Dr. Nasr also points out that the economic plight of the Middle East is also of deep concern to Pakistan, given the sharp decline in migrant labor remittances which contribute to Pakistan’s GDP considerably. Further, he adds that a prolonged economic crisis in fragile countries, like Pakistan and in several Arab countries, can also lead to political upheaval and urges effective policymaking and long-term vision to combat the ramifications effectively.

In South Asia, while the pandemic has caused health and economic distress, Dr. Ayres suggests that it has also reenergized hopes for greater regional integration vis-à-vis the South Asian Association for Regional Cooperation (SAARC). The SAARC member states are periodically coming together to discuss and execute joint action against the virus.

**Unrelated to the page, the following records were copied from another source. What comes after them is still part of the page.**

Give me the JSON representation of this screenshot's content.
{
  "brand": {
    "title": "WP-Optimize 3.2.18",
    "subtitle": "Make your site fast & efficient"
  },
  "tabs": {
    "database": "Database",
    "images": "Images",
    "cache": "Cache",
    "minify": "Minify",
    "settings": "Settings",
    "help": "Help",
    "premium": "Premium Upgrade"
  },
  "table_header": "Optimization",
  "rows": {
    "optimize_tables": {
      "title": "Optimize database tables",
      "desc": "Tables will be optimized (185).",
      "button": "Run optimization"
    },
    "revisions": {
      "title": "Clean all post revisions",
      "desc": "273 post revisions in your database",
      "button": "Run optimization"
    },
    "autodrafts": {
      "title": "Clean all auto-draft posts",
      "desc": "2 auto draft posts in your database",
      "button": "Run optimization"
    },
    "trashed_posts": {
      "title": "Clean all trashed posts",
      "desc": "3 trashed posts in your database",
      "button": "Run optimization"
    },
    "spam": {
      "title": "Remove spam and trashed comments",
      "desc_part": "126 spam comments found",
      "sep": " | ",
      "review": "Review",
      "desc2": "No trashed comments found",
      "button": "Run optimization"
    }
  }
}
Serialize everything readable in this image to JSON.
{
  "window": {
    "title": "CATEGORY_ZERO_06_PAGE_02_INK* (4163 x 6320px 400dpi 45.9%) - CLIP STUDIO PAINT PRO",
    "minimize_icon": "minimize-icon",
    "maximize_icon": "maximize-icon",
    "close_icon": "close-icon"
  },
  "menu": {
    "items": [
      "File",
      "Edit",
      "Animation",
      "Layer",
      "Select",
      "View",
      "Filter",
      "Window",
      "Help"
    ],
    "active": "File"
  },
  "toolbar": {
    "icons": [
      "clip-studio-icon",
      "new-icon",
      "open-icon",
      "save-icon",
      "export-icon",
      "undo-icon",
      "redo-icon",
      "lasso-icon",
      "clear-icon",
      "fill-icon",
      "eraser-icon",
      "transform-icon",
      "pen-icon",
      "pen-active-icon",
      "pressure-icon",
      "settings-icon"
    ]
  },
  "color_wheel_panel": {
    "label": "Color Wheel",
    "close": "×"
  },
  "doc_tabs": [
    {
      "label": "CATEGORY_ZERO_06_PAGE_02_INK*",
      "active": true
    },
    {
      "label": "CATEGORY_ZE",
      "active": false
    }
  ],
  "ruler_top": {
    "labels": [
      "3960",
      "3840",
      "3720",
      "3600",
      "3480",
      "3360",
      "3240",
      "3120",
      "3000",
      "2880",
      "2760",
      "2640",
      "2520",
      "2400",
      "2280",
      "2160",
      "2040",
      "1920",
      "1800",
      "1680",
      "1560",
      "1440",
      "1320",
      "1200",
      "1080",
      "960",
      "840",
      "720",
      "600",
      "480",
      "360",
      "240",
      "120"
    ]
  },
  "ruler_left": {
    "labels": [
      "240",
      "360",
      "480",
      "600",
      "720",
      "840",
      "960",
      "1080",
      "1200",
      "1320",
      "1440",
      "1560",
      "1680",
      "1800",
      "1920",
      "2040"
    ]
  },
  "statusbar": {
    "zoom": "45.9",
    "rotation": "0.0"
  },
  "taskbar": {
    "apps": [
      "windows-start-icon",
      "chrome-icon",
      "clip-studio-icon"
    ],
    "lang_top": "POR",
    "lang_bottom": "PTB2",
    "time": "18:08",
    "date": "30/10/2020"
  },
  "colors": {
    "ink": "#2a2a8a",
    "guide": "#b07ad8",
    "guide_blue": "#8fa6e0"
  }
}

Considering the India-Pakistan bilateral equation, however, Dr. Ayres points out that despite the United Nations Security Council’s call for global ceasefire in the face of the pandemic, the continued cross-border shelling between India and Pakistan is a matter of status quo.

On the India-China front, Dr. Ayres observes that India appears to be increasingly calling for the international community to hold China accountable for the coronavirus; how this view evolves will determine the relationship going forward. Nonetheless, Dr. Ayres applauds India’s actions during the initial days of the outbreak as a regional provider for evacuation of not only its own nationals abroad, but also of neighboring countries such as Maldives, Burma, Bangladesh, China and Peru, among others. In addition, India’s provision of hydroxychloroquine—a potential cure against COVID-19—to other countries is another example of international cooperation on the pandemic.

Domestically, Dr. Ayres says the federal system has revealed that some states are better prepared than others for disaster management and have produced better outcomes in terms of testing, providing relief and flattening the curve of new cases. Echoing Dr. Nasr’s remarks, Dr. Ayres shares the opinion that the pandemic has also emerged as a grave economic crisis for India, citing country-wide business closures, the tragedy of the migrant laborers and the inequitable distribution of relief and food rations among the various sectors of Indian society.

All three experts reflected whether hydroxychloroquine and BCG vaccines have the potency to provide greater immunity against COVID-19, given the slow growth rate of positive cases in South Asia, as opposed to the rest of the world. Dr. Parker believes that while this argument has validity, the real essence is in the testing capacity of each country to determine actual and factual rates of cases.

Undoubtedly, the novel coronavirus has served as a wakeup call; now more than ever. As the world moves towards a “new normal” and experiences a shift in the current geopolitical landscape, all experts emphasized the need for stronger and more effective governance, growth-oriented policies and joint action against the contagion.